All other languages that omit a value from a method call, return a void type. By default, you will create your function and then decide whether to return something.
Let’s look at the purpose of a void function or as I like to refer to them, a subroutine and try to comprehend the utter confusion it can bring.
Is there a correct usage of Void?
Isn’t the purpose of a function to return something?
9 times out of 10 a function will return something. Otherwise, it will do something. These two acts should be tangibly different, yet we group them together. This leads to horrific methods that are not pure, do multiple things and mutate global state, all under the watchful eye of Master Void.
Programming has come a long way, yet we stick to this archaic practice that confounds me to this day. Now I’m not against the notion of functions doing something; This is what we want; The issue is the misuse of the void mechanism specifically.
When saving or deleting a record, is it better to return nothing, or should we return the object, boolean or an identifier of the record changed? Is explicitly checking for some value better than wrapping all that code in a try-catch block.
One valid use case is Logging; where information is captured about the application. Another is an entry point like the main function or task runner whose only job is to run a set of functions synchronously.
Why are you using Void?
Let’s start with global properties. My ultimate bugbear with void functions is changing global state. It happens far too often. Don’t do it!
The key design decision should be whether the function returns something? When creating a function ask yourself:
- Does it throw an exception if there is an error?
- Does it alter an object or some properties?
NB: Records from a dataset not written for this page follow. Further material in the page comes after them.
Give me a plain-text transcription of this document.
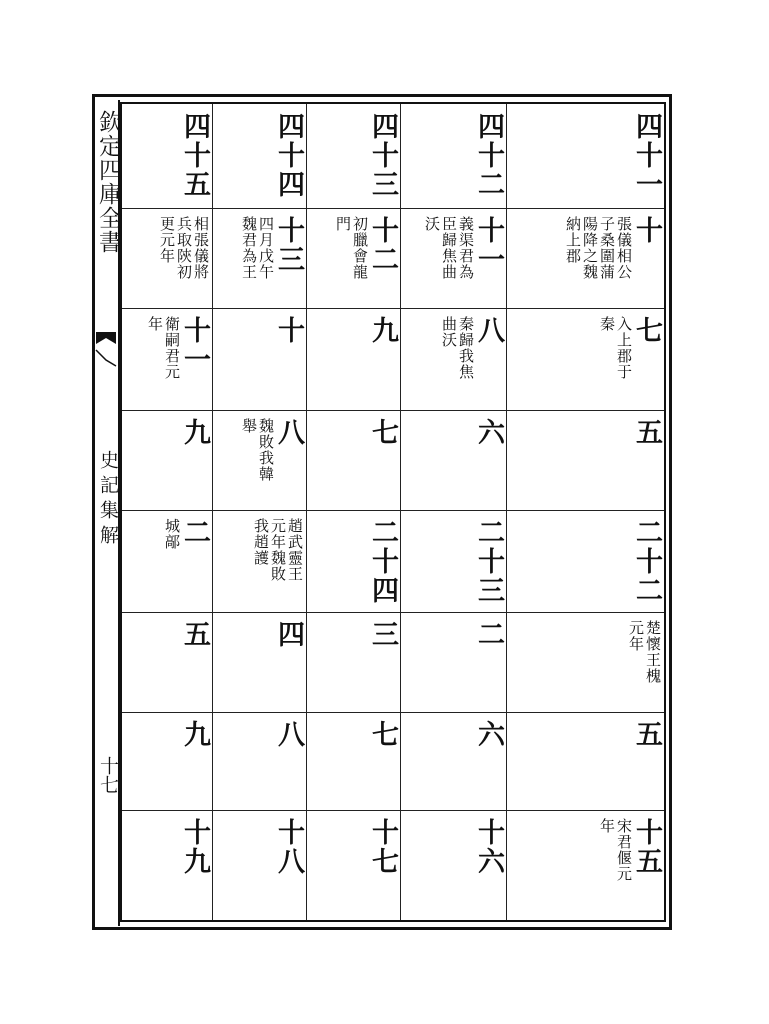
欽定四庫全書
史記集解
十七
四十一
十
張儀相公
子桑圍蒲
陽降之魏
納上郡
七
入上郡于
秦
五
二十二
楚懷王槐
元年
五
十五
宋君偃元
年
四十二
十一
義渠君為
臣歸焦曲
沃
八
秦歸我焦
曲沃
六
二十三
二
六
十六
四十三
十二
初臘會龍
門
九
七
二十四
三
七
十七
四十四
十三
四月戊午
魏君為王
十
八
魏敗我韓
舉
趙武靈王
元年魏敗
我趙護
四
八
十八
四十五
相張儀將
兵取陝初
更元年
十一
衛嗣君元
年
九
二
城鄗
五
九
十九
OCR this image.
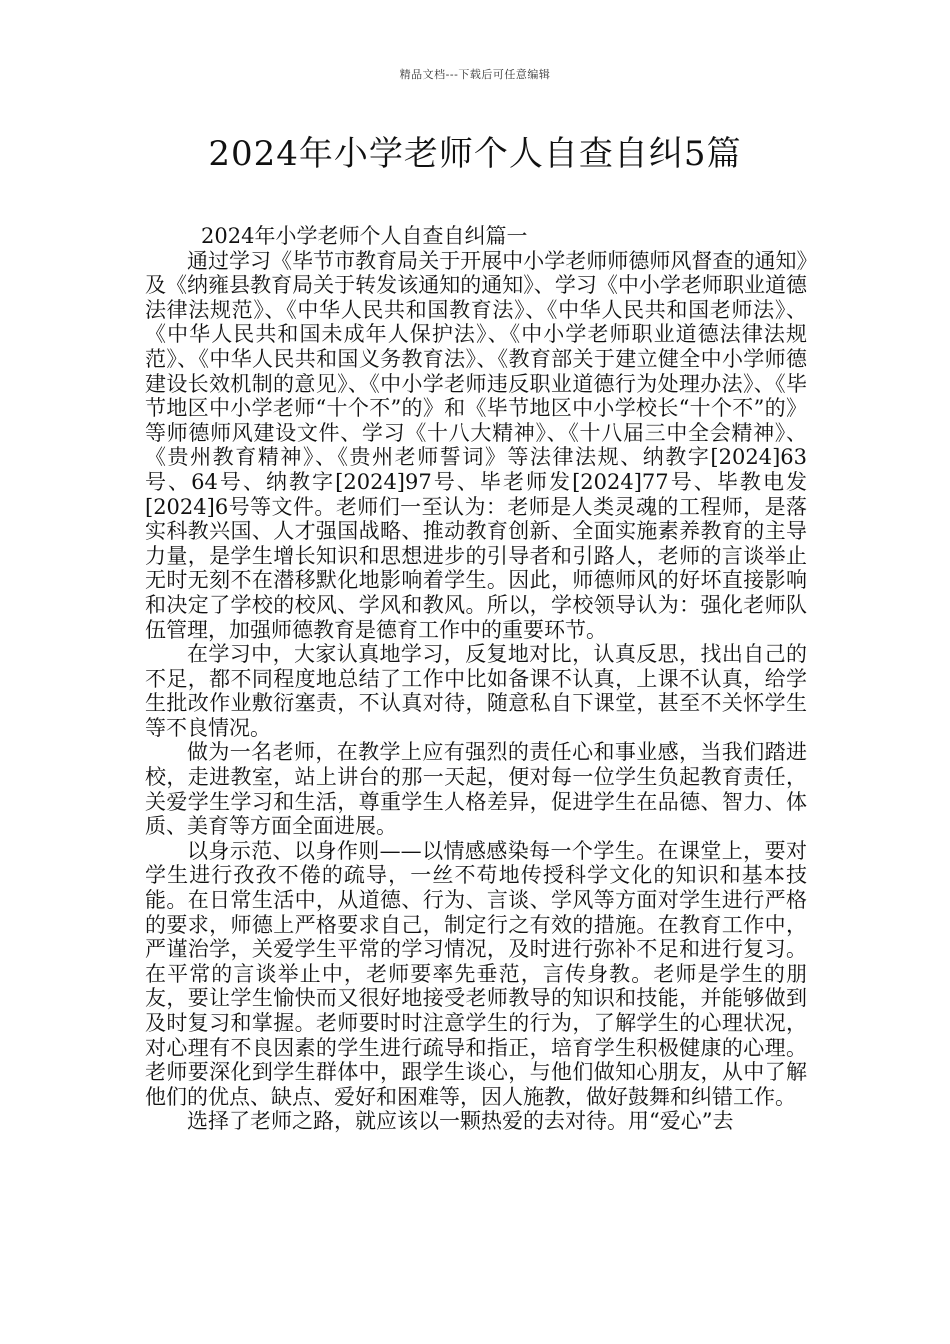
精品文档---下载后可任意编辑
2024年小学老师个人自查自纠5篇
2024年小学老师个人自查自纠篇一

通过学习《毕节市教育局关于开展中小学老师师德师风督查的通知》及《纳雍县教育局关于转发该通知的通知》、学习《中小学老师职业道德法律法规范》、《中华人民共和国教育法》、《中华人民共和国老师法》、《中华人民共和国未成年人保护法》、《中小学老师职业道德法律法规范》、《中华人民共和国义务教育法》、《教育部关于建立健全中小学师德建设长效机制的意见》、《中小学老师违反职业道德行为处理办法》、《毕节地区中小学老师“十个不”的》和《毕节地区中小学校长“十个不”的》等师德师风建设文件、学习《十八大精神》、《十八届三中全会精神》、《贵州教育精神》、《贵州老师誓词》等法律法规、纳教字[2024]63号、64号、纳教字[2024]97号、毕老师发[2024]77号、毕教电发[2024]6号等文件。老师们一至认为：老师是人类灵魂的工程师，是落实科教兴国、人才强国战略、推动教育创新、全面实施素养教育的主导力量，是学生增长知识和思想进步的引导者和引路人，老师的言谈举止无时无刻不在潜移默化地影响着学生。因此，师德师风的好坏直接影响和决定了学校的校风、学风和教风。所以，学校领导认为：强化老师队伍管理，加强师德教育是德育工作中的重要环节。

在学习中，大家认真地学习，反复地对比，认真反思，找出自己的不足，都不同程度地总结了工作中比如备课不认真，上课不认真，给学生批改作业敷衍塞责，不认真对待，随意私自下课堂，甚至不关怀学生等不良情况。

做为一名老师，在教学上应有强烈的责任心和事业感，当我们踏进校，走进教室，站上讲台的那一天起，便对每一位学生负起教育责任，关爱学生学习和生活，尊重学生人格差异，促进学生在品德、智力、体质、美育等方面全面进展。

以身示范、以身作则——以情感感染每一个学生。在课堂上，要对学生进行孜孜不倦的疏导，一丝不苟地传授科学文化的知识和基本技能。在日常生活中，从道德、行为、言谈、学风等方面对学生进行严格的要求，师德上严格要求自己，制定行之有效的措施。在教育工作中，严谨治学，关爱学生平常的学习情况，及时进行弥补不足和进行复习。在平常的言谈举止中，老师要率先垂范，言传身教。老师是学生的朋友，要让学生愉快而又很好地接受老师教导的知识和技能，并能够做到及时复习和掌握。老师要时时注意学生的行为，了解学生的心理状况，对心理有不良因素的学生进行疏导和指正，培育学生积极健康的心理。老师要深化到学生群体中，跟学生谈心，与他们做知心朋友，从中了解他们的优点、缺点、爱好和困难等，因人施教，做好鼓舞和纠错工作。

选择了老师之路，就应该以一颗热爱的去对待。用“爱心”去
- Should we wrap code in a try-catch block?
- What happens when the function succeeds?
Do we care? Is more information better or worse?
That’s down to you, I guess what I’m trying to say is that using void functions can cause confusion. It requires the developer to dig deeper into code because externally the function doesn’t disclose any information about its effects.
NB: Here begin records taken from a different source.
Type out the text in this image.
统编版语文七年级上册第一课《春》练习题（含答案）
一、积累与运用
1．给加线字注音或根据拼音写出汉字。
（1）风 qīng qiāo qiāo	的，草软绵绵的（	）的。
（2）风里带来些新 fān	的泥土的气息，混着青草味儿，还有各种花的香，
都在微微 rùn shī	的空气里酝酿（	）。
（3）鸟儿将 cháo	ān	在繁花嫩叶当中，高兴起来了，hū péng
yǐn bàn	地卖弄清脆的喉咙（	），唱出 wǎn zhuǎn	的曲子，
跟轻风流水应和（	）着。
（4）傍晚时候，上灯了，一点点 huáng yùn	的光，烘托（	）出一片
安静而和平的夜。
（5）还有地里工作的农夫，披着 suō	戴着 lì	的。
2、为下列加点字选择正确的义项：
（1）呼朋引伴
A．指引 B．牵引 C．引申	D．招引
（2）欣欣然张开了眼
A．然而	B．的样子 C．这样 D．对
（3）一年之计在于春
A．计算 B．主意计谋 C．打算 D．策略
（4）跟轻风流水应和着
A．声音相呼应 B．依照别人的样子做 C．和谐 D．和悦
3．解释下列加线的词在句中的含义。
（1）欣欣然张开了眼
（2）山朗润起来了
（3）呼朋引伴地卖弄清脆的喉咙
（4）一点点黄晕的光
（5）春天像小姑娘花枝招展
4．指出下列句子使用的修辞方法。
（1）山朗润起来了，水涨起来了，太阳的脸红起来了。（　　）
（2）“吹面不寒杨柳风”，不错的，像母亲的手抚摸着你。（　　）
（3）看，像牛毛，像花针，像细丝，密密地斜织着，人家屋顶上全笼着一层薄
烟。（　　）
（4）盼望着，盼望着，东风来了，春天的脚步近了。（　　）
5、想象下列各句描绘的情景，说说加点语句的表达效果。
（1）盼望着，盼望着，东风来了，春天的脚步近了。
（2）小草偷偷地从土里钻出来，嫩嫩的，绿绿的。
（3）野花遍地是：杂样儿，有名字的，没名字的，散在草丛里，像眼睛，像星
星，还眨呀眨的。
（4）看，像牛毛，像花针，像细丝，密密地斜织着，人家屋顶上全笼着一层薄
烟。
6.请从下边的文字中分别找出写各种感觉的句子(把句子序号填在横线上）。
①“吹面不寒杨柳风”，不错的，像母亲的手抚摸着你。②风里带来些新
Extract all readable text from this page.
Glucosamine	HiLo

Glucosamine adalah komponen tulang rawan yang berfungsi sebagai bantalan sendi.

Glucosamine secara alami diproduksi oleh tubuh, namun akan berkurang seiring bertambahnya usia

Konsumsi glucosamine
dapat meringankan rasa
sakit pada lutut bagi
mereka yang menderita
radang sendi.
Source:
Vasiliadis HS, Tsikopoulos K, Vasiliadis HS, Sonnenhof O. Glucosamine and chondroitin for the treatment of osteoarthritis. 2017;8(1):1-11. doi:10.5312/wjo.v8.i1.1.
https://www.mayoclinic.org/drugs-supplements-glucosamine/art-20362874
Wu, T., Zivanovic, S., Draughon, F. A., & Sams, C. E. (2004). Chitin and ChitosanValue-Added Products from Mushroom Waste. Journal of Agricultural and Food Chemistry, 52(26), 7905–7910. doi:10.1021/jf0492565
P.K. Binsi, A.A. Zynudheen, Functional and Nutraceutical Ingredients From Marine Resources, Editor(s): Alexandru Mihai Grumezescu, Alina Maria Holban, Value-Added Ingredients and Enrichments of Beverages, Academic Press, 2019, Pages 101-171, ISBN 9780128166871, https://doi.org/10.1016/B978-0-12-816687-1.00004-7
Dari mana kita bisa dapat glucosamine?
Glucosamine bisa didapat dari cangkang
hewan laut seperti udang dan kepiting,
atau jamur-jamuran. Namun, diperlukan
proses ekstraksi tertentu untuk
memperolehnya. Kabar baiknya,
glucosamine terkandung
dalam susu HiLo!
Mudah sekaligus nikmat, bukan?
I believe the only valid use case of a void function is a fire and forget call. So long as it didn’t error, you don’t care what it did.Me, hater of the misused void.
A void call shouldn’t stop the rest of the code running successfully. It’s not required for the rest of the function to do its job.
Are you sure it doesn’t do something you want to know about?
This is the first question I as myself when looking at a void function.
It should be yours too!
My aim is not to stop people from using void functions. They are an intrinsic part of how software is developed and consumed, I just urge you to use them when necessary. You wouldn’t save a number into a string field.
Don’t use void without first thinking about the consequences of doing so.